Keep in mind that the recent drop and volatility does not even count as a stock market correction. Stock market corrections are generally considered to be drops of more than 10 percent. Our research shows that stock market corrections are not rare, so it would not be unusual to see the stock market drop further and get us into that territory. The potential threat of rising rates and inflation is certainly enough to stir some panic where none has been in the recent past. Any short-term volatility, however, should not make us lose sight of why we are invested in the stock market in the first place.
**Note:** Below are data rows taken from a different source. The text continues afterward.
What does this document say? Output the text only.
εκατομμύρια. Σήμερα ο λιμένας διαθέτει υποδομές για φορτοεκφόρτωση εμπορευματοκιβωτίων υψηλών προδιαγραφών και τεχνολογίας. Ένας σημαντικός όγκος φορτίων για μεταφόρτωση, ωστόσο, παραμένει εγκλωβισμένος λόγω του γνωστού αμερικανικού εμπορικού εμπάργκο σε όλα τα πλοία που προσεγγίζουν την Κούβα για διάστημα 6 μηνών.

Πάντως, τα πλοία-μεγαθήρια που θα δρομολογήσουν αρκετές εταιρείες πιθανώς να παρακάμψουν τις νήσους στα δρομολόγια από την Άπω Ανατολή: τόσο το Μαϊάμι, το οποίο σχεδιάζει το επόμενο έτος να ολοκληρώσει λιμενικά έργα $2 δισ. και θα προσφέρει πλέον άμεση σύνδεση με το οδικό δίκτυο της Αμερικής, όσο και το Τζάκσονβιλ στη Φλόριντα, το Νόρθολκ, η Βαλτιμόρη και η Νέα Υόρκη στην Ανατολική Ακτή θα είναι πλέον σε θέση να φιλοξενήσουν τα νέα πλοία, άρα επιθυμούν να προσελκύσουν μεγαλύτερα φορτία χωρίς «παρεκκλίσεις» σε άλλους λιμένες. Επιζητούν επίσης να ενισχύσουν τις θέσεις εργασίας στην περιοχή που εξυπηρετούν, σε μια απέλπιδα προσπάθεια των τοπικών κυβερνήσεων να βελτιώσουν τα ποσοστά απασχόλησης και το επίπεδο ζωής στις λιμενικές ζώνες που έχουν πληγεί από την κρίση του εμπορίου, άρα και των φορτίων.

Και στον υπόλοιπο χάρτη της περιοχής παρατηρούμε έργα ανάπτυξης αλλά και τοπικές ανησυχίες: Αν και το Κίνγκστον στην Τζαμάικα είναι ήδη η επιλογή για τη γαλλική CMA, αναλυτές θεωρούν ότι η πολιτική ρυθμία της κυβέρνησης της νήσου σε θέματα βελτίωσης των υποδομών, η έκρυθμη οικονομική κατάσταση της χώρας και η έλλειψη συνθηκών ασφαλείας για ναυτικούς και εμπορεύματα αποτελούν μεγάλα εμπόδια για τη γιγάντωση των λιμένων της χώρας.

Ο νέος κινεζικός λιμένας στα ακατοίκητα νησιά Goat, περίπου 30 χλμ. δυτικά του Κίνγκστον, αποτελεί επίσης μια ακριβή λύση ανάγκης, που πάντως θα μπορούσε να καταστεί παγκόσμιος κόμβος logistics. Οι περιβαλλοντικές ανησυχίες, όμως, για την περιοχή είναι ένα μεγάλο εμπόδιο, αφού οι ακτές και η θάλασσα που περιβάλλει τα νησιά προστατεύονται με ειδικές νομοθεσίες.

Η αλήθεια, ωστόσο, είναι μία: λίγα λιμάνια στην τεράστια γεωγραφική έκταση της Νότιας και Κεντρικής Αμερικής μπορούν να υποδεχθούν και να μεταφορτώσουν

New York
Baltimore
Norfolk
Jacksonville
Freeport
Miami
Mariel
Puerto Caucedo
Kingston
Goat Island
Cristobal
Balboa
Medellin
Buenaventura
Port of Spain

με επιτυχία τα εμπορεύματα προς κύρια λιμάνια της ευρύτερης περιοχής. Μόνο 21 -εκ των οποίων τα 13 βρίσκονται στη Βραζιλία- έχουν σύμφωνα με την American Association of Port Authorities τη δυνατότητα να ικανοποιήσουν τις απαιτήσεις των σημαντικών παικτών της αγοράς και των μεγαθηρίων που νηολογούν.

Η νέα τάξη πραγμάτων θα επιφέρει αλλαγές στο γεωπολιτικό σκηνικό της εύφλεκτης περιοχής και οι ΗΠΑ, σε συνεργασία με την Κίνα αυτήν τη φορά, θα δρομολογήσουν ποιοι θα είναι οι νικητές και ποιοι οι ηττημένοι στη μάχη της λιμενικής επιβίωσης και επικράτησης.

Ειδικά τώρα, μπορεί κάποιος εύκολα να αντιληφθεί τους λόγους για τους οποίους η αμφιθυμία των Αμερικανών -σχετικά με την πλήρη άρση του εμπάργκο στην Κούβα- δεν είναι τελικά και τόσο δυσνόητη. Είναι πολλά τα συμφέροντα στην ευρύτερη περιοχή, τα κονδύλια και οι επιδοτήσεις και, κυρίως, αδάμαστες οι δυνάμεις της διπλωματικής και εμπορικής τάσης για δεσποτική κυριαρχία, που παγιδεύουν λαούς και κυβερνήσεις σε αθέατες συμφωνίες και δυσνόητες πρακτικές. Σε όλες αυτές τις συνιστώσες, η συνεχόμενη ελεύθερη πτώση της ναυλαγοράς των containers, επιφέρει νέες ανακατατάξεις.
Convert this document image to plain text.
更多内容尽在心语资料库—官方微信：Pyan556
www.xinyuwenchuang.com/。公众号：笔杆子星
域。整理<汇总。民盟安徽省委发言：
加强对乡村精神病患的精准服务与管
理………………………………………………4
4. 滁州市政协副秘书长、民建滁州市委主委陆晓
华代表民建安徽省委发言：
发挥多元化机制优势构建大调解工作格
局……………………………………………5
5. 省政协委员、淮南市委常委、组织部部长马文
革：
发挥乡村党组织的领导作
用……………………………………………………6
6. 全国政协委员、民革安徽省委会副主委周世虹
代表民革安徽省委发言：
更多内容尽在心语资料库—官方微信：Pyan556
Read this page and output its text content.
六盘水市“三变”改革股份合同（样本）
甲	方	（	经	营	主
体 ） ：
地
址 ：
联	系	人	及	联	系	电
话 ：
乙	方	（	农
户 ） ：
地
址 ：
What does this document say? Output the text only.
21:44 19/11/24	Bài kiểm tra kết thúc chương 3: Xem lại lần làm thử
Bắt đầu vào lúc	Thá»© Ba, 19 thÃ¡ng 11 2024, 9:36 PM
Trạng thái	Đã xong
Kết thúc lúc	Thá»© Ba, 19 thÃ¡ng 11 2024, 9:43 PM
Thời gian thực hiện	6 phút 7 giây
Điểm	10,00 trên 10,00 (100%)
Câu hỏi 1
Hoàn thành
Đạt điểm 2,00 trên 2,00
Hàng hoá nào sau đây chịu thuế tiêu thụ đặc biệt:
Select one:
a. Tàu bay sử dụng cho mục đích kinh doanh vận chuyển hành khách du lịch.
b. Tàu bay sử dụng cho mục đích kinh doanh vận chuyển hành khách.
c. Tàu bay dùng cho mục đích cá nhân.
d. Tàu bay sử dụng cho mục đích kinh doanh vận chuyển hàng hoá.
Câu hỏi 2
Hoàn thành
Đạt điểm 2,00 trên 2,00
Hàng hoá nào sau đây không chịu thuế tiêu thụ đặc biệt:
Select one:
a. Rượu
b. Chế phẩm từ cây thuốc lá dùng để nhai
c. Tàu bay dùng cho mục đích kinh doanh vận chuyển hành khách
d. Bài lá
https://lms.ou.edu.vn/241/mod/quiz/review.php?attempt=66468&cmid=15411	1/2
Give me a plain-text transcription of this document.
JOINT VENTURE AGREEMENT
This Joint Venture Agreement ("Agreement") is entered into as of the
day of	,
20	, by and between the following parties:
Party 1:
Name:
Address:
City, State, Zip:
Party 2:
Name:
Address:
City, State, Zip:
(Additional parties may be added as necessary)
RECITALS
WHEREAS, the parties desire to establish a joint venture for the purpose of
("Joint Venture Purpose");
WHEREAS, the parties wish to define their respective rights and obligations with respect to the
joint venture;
Over the long term, the stock market is still one of the largest wealth creators there is. Because stocks are risky, your exposure to the stock market, of course, should vary. These moments serve as good opportunities to take stock (no pun intended) of your portfolio and its exposure to stocks. Be sure your risk preferences are aligned with your goals. If the most recent stock drop was a little unsettling, then maybe a more conservative or moderate approach is the right one for you. Stock market volatility is not going away, it is just back to where it always was. That, is a good thing.